Let’s work our way up to differentially private stochastic gradient descent (DP-SGD) a little at a time. We’ll first look at gradient descent, then stochastic gradient descent, then finally differentially private stochastic gradient descent.

We’ll start with gradient descent. Suppose you have a function of several variables f(x) where x is a vector. Then the gradient ∇f(x) points in the direction of greatest increase in f, and its negative −∇f(x) points in the direction of greatest decrease. So you can decrease the function f by moving in the direction −∇f(x). You can turn this observation into an algorithm for minimizing f. Find the gradient, take a step in the opposite direction. Rinse, lather, and repeat. The gradient descent method is also called steepest descent because locally you’re always moving in the direction of steepest descent.

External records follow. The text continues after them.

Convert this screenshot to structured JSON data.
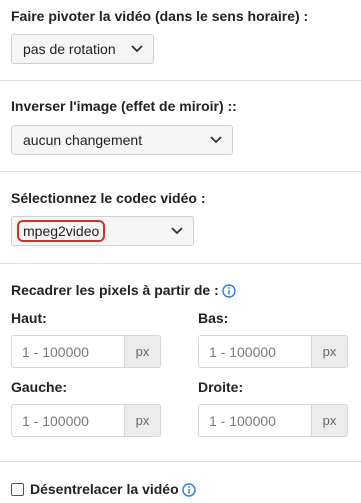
{
  "rotate": {
    "label": "Faire pivoter la vidéo (dans le sens horaire) :",
    "value": "pas de rotation"
  },
  "mirror": {
    "label": "Inverser l'image (effet de miroir) ::",
    "value": "aucun changement"
  },
  "codec": {
    "label": "Sélectionnez le codec vidéo :",
    "value": "mpeg2video"
  },
  "crop": {
    "label": "Recadrer les pixels à partir de :",
    "top": {
      "label": "Haut:",
      "placeholder": "1 - 100000",
      "unit": "px"
    },
    "bottom": {
      "label": "Bas:",
      "placeholder": "1 - 100000",
      "unit": "px"
    },
    "left": {
      "label": "Gauche:",
      "placeholder": "1 - 100000",
      "unit": "px"
    },
    "right": {
      "label": "Droite:",
      "placeholder": "1 - 100000",
      "unit": "px"
    }
  },
  "deinterlace": {
    "label": "Désentrelacer la vidéo",
    "checked": false
  },
  "colors": {
    "info": "#2a7ae2",
    "highlight": "#c0392b"
  }
}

Locally is the key word here. In some finite neighborhood of x, −∇f(x) points in a direction that will decrease the value of f. How large is this neighborhood? Hard to say. How long a step should you take? Also hard to say.

If your function f is strictly convex, then there is a global minimum, and the gradient descent algorithm will converge to it.

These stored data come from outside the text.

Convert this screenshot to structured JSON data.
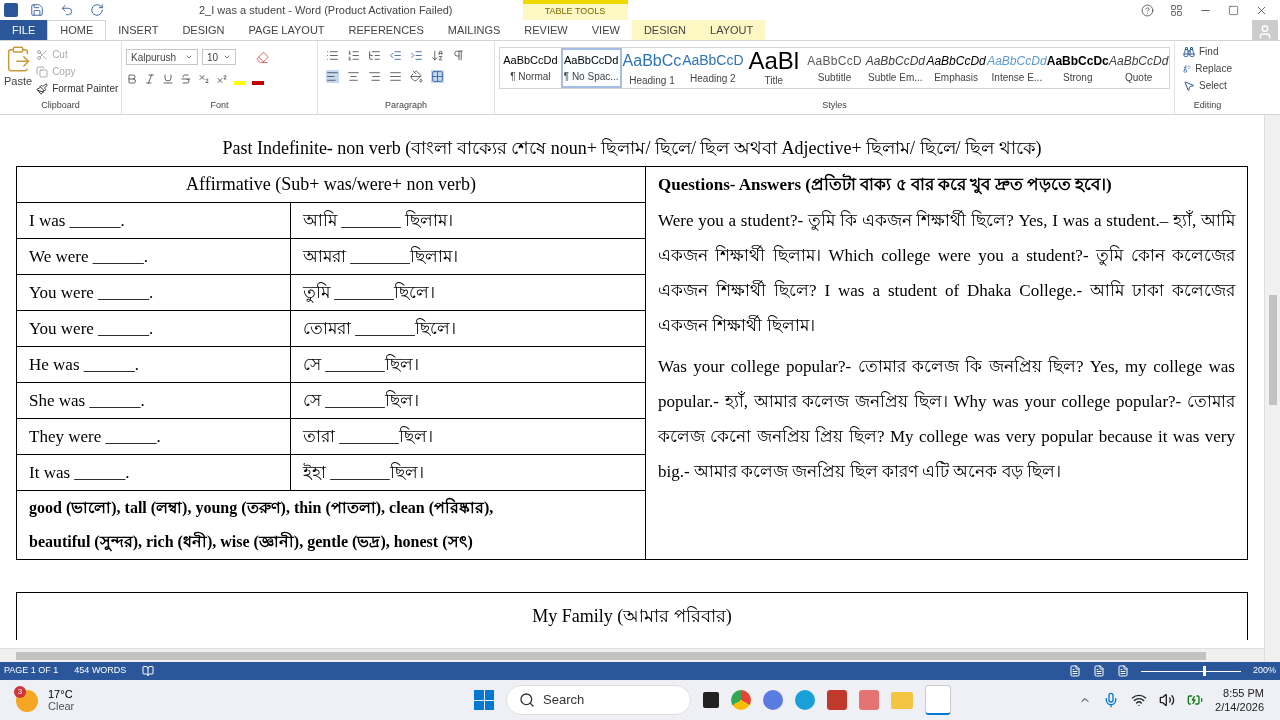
{
  "window": {
    "title": "2_I was a student - Word (Product Activation Failed)",
    "context_label": "TABLE TOOLS"
  },
  "tabs": [
    {
      "label": "FILE",
      "kind": "file",
      "selected": false
    },
    {
      "label": "HOME",
      "kind": "main",
      "selected": true
    },
    {
      "label": "INSERT",
      "kind": "main",
      "selected": false
    },
    {
      "label": "DESIGN",
      "kind": "main",
      "selected": false
    },
    {
      "label": "PAGE LAYOUT",
      "kind": "main",
      "selected": false
    },
    {
      "label": "REFERENCES",
      "kind": "main",
      "selected": false
    },
    {
      "label": "MAILINGS",
      "kind": "main",
      "selected": false
    },
    {
      "label": "REVIEW",
      "kind": "main",
      "selected": false
    },
    {
      "label": "VIEW",
      "kind": "main",
      "selected": false
    },
    {
      "label": "DESIGN",
      "kind": "context",
      "selected": false
    },
    {
      "label": "LAYOUT",
      "kind": "context",
      "selected": false
    }
  ],
  "clipboard": {
    "label": "Clipboard",
    "paste": "Paste",
    "items": [
      {
        "label": "Cut",
        "disabled": true
      },
      {
        "label": "Copy",
        "disabled": true
      },
      {
        "label": "Format Painter",
        "disabled": false
      }
    ]
  },
  "font": {
    "label": "Font",
    "name": "Kalpurush",
    "size": "10"
  },
  "paragraph": {
    "label": "Paragraph"
  },
  "styles": {
    "label": "Styles",
    "items": [
      {
        "preview": "AaBbCcDd",
        "label": "¶ Normal",
        "kind": "normal",
        "selected": false
      },
      {
        "preview": "AaBbCcDd",
        "label": "¶ No Spac...",
        "kind": "normal",
        "selected": true
      },
      {
        "preview": "AaBbCc",
        "label": "Heading 1",
        "kind": "heading1",
        "selected": false
      },
      {
        "preview": "AaBbCcD",
        "label": "Heading 2",
        "kind": "heading2",
        "selected": false
      },
      {
        "preview": "AaBl",
        "label": "Title",
        "kind": "title",
        "selected": false
      },
      {
        "preview": "AaBbCcD",
        "label": "Subtitle",
        "kind": "subtitle",
        "selected": false
      },
      {
        "preview": "AaBbCcDd",
        "label": "Subtle Em...",
        "kind": "subtle",
        "selected": false
      },
      {
        "preview": "AaBbCcDd",
        "label": "Emphasis",
        "kind": "emphasis",
        "selected": false
      },
      {
        "preview": "AaBbCcDd",
        "label": "Intense E...",
        "kind": "intense",
        "selected": false
      },
      {
        "preview": "AaBbCcDc",
        "label": "Strong",
        "kind": "strong",
        "selected": false
      },
      {
        "preview": "AaBbCcDd",
        "label": "Quote",
        "kind": "quote",
        "selected": false
      }
    ]
  },
  "editing": {
    "label": "Editing",
    "items": [
      "Find",
      "Replace",
      "Select"
    ]
  },
  "document": {
    "heading": "Past Indefinite- non verb (বাংলা বাক্যের শেষে noun+ ছিলাম/ ছিলে/ ছিল অথবা Adjective+ ছিলাম/ ছিলে/ ছিল থাকে)",
    "left_header": "Affirmative (Sub+ was/were+ non verb)",
    "rows": [
      {
        "english": "I was ______.",
        "bengali": "আমি _______ ছিলাম।"
      },
      {
        "english": "We were ______.",
        "bengali": "আমরা _______ছিলাম।"
      },
      {
        "english": "You were ______.",
        "bengali": "তুমি _______ছিলে।"
      },
      {
        "english": "You were ______.",
        "bengali": "তোমরা _______ছিলে।"
      },
      {
        "english": "He was ______.",
        "bengali": "সে _______ছিল।"
      },
      {
        "english": "She was ______.",
        "bengali": "সে _______ছিল।"
      },
      {
        "english": "They were ______.",
        "bengali": "তারা _______ছিল।"
      },
      {
        "english": "It was ______.",
        "bengali": "ইহা _______ছিল।"
      }
    ],
    "adjectives": [
      "good (ভালো), tall (লম্বা), young (তরুণ), thin (পাতলা), clean (পরিষ্কার),",
      "beautiful (সুন্দর), rich (ধনী), wise (জ্ঞানী), gentle (ভদ্র), honest (সৎ)"
    ],
    "right_header": "Questions- Answers (প্রতিটা বাক্য ৫ বার করে খুব দ্রুত পড়তে হবে।)",
    "paragraphs": [
      "Were you a student?- তুমি কি একজন শিক্ষার্থী ছিলে? Yes, I was a student.– হ্যাঁ, আমি একজন শিক্ষার্থী ছিলাম। Which college were you a student?- তুমি কোন কলেজের একজন শিক্ষার্থী ছিলে? I was a student of Dhaka College.- আমি ঢাকা কলেজের একজন শিক্ষার্থী ছিলাম।",
      "Was your college popular?- তোমার কলেজ কি জনপ্রিয় ছিল? Yes, my college was popular.- হ্যাঁ, আমার কলেজ জনপ্রিয় ছিল। Why was your college popular?- তোমার কলেজ কেনো জনপ্রিয় প্রিয় ছিল? My college was very popular because it was very big.- আমার কলেজ জনপ্রিয় ছিল কারণ এটি অনেক বড় ছিল।"
    ],
    "next_heading": "My Family (আমার পরিবার)"
  },
  "status_bar": {
    "page": "PAGE 1 OF 1",
    "words": "454 WORDS",
    "zoom": "200%",
    "level": 0.62
  },
  "taskbar": {
    "temperature": "17°C",
    "weather": "Clear",
    "badge": "3",
    "search": "Search",
    "time": "8:55 PM",
    "date": "2/14/2026"
  }
}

What could go wrong? If your objective function f is strictly convex, convergence is guaranteed, but convergence may be slow. The method is always locally optimal, but optimal may mean inside a tiny little neighborhood of where you start each iteration.

Gradient descent can meander through a valley, a nearly flat spot of the objective function, taking tiny steps back and forth and not making much progress toward finding the low point.

Another problem is that gradient descent can get stuck in a local minimum. If f is strictly convex then there are no local minima, just one global minimum, but stochastic gradient descent is used to minimize functions that are not convex and that may have many local minima.

So to get unstuck, either from being stuck at a local minimum or from a flat spot, stochastic gradient descent adds randomness.

The objective functions used in training neural networks have many variables, maybe millions or billions, and these functions are far from convex.